更重要的是,並沒有所謂單一的「柏柏爾人」認同或語言,可以用做對抗中央權威、聯合反抗運動的認同力量。實際上,「柏柏爾語」根本也不是單一語言,彼此之間並不總是能相互理解。例如阿爾及利亞的卡拜爾人、 Shawiyas 、 Mzabites 之間說著不同的柏柏爾語「方言」。在馬格里布的歷史上,無論是阿拉伯人或柏柏爾人都不曾作為單一團體。如果柏柏爾人對阿拉伯造成威脅,威脅是來自於他們屬於不同的部落,而不是因為他們是兩個對立的族群。 作為部落的成員,他們可能也是盟友。簡言之,在十九世紀的北非,語言和歷史上的差異與人們看待他們自身世界的想法之間,並沒有任何必然關連。 很多部落裡面既有阿拉伯人也有柏柏爾人,因為部落認同不是按照族群區分的。柏柏爾人認為自己身為這個或那個部落的成員,而不是「柏柏爾人」的一員。

如果今天我們預先認定有所謂「天然柏柏爾」或「天然阿拉伯」人的存在,然後開始往前挖歷史,我們當然可以得到某種單一祖源與血統的「阿拉伯史」與「柏柏爾史」。但這樣的歷史必然是在很多政治條件下才成立的。若不去探討那些歷史過程,而將族群過於本質化,可能會掩蓋掉許多重要的歷史知識, 比如忽略「柏柏爾人」這個稱呼是如何在法國殖民統治下,從「語系」指稱變成「族群」指稱的。

(Credit: http://www.cuartopoder.es/terramedia/files/2012/03/diquealqaeda3.jpg)

(Credit: http://www.cuartopoder.es/terramedia/files/2012/03/diquealqaeda3.jpg)

法國征服阿爾及利亞的過程漫長、殘忍,是馬格里布最失敗的經驗。儘管法國於 1830 年簽署條約正式殖民阿爾及利亞,大部分地區仍有數十年之久不受法國控制。法國越是想要全面佔領,阿爾及利亞部落就越反抗。殖民政府為了分化部落,也樂於保存地方、特殊的習俗法令和伊斯蘭律法並存的法治。殖民政府若不是用武力,就是與部落進行協商以爭取效忠、降低反抗,通常是用抬高部落習俗法的方式來進行。法國殖民者發現,在政治上保留習俗法加劇阿爾及利亞人之間分裂是一種優勢。結果是很多有柏柏爾習俗法的部落被政治化成為一種「特殊領地」。阿爾及利亞在卡比利亞 (Kabylia) 、奧雷斯 (Aures) 、 Mzab 以及圖阿雷格 (Tuareg) 等部落之間都有一塊又一塊的特殊法領地。殖民當局以前就發現,維持阿爾及利亞人之間的分歧,比起促進法令統一所冒的「國族革命」風險,在統治上有利多了。

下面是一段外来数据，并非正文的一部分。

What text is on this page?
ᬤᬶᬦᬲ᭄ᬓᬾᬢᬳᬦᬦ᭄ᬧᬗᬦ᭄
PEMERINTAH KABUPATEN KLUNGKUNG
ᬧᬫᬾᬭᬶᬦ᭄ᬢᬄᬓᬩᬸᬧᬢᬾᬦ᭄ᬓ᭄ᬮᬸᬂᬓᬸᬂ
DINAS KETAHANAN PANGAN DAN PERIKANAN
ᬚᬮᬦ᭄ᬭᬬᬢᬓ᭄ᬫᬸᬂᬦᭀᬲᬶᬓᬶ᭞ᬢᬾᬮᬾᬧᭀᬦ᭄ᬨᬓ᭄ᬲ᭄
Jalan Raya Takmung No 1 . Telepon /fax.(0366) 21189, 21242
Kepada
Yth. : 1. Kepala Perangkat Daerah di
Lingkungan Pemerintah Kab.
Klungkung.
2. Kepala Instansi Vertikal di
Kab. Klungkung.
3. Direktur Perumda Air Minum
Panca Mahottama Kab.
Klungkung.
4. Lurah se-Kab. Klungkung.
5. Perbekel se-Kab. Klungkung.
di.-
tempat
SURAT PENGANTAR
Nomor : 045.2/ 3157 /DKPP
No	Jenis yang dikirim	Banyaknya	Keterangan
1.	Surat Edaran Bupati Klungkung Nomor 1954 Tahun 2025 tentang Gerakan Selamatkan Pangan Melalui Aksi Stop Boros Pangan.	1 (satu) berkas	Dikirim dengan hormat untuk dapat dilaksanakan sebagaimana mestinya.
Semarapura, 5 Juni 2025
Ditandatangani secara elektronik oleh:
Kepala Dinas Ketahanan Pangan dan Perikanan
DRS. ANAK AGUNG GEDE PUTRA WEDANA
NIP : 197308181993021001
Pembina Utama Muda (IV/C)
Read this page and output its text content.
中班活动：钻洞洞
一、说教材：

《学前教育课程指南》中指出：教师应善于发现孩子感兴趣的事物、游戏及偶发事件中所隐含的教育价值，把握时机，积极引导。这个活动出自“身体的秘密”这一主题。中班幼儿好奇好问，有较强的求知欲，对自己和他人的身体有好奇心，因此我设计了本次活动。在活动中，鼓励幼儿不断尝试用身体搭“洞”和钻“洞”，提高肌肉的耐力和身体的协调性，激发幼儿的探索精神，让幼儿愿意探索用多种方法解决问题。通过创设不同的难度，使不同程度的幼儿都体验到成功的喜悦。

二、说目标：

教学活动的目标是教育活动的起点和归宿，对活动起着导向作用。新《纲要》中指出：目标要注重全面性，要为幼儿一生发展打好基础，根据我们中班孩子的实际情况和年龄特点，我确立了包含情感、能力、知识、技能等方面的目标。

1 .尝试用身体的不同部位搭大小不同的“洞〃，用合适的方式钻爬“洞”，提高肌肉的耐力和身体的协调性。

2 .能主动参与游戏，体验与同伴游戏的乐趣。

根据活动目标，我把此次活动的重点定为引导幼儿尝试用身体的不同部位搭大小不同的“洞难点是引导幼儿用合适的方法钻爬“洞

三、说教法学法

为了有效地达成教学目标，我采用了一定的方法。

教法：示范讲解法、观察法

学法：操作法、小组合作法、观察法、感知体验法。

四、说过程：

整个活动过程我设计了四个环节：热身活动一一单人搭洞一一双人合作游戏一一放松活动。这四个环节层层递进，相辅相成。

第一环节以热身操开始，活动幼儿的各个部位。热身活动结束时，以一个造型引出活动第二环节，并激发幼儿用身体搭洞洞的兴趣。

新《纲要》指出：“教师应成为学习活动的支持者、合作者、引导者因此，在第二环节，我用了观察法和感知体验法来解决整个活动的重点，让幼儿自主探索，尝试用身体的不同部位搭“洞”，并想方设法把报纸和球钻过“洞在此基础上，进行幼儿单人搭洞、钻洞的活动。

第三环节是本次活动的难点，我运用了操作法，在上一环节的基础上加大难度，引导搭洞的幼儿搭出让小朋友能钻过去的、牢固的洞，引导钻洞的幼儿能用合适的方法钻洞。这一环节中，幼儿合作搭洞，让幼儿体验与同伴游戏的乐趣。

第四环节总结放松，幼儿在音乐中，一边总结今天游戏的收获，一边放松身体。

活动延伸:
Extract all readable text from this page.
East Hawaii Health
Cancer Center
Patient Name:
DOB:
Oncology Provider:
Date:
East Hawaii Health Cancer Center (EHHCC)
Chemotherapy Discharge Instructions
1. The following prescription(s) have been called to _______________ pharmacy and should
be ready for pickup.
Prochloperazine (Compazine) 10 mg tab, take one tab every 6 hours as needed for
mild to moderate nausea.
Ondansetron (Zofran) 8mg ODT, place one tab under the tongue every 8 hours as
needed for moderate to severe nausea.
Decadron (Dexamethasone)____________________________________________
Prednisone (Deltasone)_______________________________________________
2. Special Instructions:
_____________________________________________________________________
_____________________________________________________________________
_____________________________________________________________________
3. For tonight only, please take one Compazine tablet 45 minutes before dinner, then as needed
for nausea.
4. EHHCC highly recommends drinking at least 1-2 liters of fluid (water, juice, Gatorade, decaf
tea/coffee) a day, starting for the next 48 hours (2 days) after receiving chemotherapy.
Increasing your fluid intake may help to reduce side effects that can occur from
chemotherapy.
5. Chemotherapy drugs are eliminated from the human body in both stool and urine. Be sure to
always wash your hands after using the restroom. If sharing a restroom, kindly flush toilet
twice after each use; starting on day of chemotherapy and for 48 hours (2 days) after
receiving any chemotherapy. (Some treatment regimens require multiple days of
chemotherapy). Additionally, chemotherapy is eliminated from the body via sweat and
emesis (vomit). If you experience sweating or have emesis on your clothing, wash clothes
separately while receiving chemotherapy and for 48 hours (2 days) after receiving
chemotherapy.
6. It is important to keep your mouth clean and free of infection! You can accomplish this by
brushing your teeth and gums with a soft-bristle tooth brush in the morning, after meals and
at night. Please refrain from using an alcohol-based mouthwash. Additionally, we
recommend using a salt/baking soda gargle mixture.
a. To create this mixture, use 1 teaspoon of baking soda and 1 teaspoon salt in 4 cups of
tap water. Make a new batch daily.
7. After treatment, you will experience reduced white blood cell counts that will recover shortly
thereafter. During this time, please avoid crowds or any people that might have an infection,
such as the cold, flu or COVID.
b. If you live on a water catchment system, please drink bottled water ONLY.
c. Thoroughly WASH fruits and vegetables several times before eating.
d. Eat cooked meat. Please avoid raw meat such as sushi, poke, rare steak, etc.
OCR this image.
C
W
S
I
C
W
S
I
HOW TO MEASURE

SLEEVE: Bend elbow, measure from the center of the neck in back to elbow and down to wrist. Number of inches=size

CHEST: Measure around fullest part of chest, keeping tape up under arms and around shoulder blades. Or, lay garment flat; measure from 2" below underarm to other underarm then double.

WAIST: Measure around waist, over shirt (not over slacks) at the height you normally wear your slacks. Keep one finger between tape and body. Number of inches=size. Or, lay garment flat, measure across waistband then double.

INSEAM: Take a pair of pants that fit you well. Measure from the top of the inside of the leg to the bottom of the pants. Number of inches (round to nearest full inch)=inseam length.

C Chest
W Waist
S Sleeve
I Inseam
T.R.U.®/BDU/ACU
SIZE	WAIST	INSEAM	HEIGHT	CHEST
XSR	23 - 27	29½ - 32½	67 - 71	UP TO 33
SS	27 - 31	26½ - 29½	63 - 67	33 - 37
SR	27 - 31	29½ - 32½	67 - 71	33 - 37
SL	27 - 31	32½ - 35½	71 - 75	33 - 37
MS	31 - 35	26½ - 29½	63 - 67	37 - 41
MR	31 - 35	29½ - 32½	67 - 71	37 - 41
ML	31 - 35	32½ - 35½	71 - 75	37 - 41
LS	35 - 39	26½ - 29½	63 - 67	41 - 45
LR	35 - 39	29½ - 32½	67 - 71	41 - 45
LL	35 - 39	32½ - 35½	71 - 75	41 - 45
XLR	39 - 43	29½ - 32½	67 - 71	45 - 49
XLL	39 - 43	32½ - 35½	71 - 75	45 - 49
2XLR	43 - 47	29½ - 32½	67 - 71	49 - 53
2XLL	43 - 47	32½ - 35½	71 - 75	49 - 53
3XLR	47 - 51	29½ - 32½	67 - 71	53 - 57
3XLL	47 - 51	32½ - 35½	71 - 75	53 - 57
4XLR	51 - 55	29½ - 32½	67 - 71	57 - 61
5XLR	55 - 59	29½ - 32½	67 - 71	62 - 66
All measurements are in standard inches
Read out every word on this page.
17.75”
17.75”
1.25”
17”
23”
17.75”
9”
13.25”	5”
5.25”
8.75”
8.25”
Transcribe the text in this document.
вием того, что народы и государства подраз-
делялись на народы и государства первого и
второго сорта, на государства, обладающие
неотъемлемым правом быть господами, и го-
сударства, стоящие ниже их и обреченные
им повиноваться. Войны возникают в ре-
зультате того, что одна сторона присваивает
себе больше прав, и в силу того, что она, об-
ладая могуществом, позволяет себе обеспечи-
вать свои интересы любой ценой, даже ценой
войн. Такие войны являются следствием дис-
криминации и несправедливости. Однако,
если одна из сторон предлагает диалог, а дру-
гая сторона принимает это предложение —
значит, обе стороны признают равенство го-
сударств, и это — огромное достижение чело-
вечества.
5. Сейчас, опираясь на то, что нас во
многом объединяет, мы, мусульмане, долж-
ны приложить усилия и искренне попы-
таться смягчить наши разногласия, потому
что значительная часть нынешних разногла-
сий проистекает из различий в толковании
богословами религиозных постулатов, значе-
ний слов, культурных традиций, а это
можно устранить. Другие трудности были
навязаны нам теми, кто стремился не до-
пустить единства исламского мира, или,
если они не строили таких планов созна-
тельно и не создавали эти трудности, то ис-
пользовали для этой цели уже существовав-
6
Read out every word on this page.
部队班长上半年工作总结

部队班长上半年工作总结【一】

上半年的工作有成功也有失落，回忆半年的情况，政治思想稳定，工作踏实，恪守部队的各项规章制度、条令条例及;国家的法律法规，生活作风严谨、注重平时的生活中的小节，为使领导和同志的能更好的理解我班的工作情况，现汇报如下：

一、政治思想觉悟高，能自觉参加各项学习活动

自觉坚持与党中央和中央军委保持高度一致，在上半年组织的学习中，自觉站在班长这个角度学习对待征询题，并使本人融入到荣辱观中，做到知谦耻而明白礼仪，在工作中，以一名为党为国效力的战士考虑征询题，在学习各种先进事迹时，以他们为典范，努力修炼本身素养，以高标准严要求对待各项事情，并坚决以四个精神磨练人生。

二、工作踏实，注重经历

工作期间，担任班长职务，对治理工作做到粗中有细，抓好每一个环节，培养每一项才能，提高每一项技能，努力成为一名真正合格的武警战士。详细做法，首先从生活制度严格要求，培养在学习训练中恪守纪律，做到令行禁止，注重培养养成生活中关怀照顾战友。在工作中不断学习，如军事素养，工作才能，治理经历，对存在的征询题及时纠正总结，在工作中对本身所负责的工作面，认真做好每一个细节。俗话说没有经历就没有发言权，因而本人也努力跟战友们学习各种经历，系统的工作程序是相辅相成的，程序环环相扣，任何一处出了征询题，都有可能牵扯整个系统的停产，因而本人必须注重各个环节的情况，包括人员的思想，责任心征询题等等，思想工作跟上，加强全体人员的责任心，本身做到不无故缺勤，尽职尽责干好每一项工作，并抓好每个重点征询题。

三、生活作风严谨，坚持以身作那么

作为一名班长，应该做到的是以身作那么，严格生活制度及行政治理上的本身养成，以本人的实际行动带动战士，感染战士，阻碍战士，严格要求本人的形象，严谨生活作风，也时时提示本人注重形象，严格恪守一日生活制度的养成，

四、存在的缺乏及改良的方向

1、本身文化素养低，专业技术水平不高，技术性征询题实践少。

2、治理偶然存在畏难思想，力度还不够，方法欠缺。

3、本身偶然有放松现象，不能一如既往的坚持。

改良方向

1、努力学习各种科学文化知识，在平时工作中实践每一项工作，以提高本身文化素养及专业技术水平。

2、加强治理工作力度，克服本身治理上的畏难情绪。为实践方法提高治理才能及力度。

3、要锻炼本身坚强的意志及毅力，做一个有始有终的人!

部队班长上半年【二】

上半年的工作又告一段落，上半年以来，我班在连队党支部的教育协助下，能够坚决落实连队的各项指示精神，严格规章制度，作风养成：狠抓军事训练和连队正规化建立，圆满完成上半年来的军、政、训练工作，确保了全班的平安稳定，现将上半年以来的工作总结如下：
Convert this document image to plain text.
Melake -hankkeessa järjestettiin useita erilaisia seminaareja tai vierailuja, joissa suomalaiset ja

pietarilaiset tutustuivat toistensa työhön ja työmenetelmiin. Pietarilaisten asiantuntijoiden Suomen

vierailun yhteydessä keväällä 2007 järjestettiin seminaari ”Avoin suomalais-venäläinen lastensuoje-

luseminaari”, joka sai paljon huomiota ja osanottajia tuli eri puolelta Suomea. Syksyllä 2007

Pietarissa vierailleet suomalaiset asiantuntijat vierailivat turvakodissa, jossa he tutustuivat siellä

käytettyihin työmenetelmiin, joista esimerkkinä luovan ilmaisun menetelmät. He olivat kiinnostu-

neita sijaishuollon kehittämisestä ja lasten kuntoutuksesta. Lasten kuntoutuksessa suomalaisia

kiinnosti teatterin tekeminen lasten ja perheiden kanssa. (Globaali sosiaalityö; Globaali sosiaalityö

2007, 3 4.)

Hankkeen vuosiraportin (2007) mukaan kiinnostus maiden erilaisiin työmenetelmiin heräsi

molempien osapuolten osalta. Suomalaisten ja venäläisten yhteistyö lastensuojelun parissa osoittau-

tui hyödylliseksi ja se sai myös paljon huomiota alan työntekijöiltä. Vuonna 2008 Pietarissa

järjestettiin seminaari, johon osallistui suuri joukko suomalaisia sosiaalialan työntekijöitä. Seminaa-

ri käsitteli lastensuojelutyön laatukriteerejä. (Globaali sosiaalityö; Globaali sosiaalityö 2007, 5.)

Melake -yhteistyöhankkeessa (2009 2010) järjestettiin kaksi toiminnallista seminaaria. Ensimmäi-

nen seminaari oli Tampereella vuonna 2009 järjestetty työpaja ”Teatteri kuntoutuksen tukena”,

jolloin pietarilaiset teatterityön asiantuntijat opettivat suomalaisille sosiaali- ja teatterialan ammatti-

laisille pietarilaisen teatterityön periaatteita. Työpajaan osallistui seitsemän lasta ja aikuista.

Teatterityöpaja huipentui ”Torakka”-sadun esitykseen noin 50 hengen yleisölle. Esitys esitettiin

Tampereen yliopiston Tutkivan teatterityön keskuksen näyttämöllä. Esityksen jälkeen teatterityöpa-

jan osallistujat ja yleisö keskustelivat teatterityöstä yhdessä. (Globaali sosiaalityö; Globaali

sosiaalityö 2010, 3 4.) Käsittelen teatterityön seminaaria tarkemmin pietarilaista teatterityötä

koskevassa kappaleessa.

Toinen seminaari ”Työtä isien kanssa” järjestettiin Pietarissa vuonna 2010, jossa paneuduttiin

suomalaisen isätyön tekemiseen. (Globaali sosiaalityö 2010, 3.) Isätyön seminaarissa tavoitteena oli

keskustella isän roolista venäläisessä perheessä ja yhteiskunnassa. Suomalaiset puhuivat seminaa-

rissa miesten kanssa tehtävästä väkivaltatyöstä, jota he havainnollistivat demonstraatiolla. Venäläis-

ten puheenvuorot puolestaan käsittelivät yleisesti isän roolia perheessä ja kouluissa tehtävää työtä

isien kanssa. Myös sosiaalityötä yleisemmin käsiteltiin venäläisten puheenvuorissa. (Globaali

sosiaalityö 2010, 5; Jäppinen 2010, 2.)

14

上述政治力力量與族群建構的關係,其實在人類歷史中不曾中斷。 每一種族群都是在歷史中被政治力量塑造出來的。什麼樣的課綱,才能夠讓高中生學到這點?它必然不能只有「國史本位」的史觀,而是必須要有一種「族群建構」的史觀。

(二)離婚派對

上述這本 Charrad 的經典著作的強項是正式政治族群史,但它的弱項是更細緻的常民文化史與族群內部差異。比如,柏柏爾族群差異是很大的,幾乎很難一概而論,而應該小心使用過於簡化的概論。比如卡拜爾人是超級父權主義,但圖阿雷格的女權卻高得讓人讚嘆。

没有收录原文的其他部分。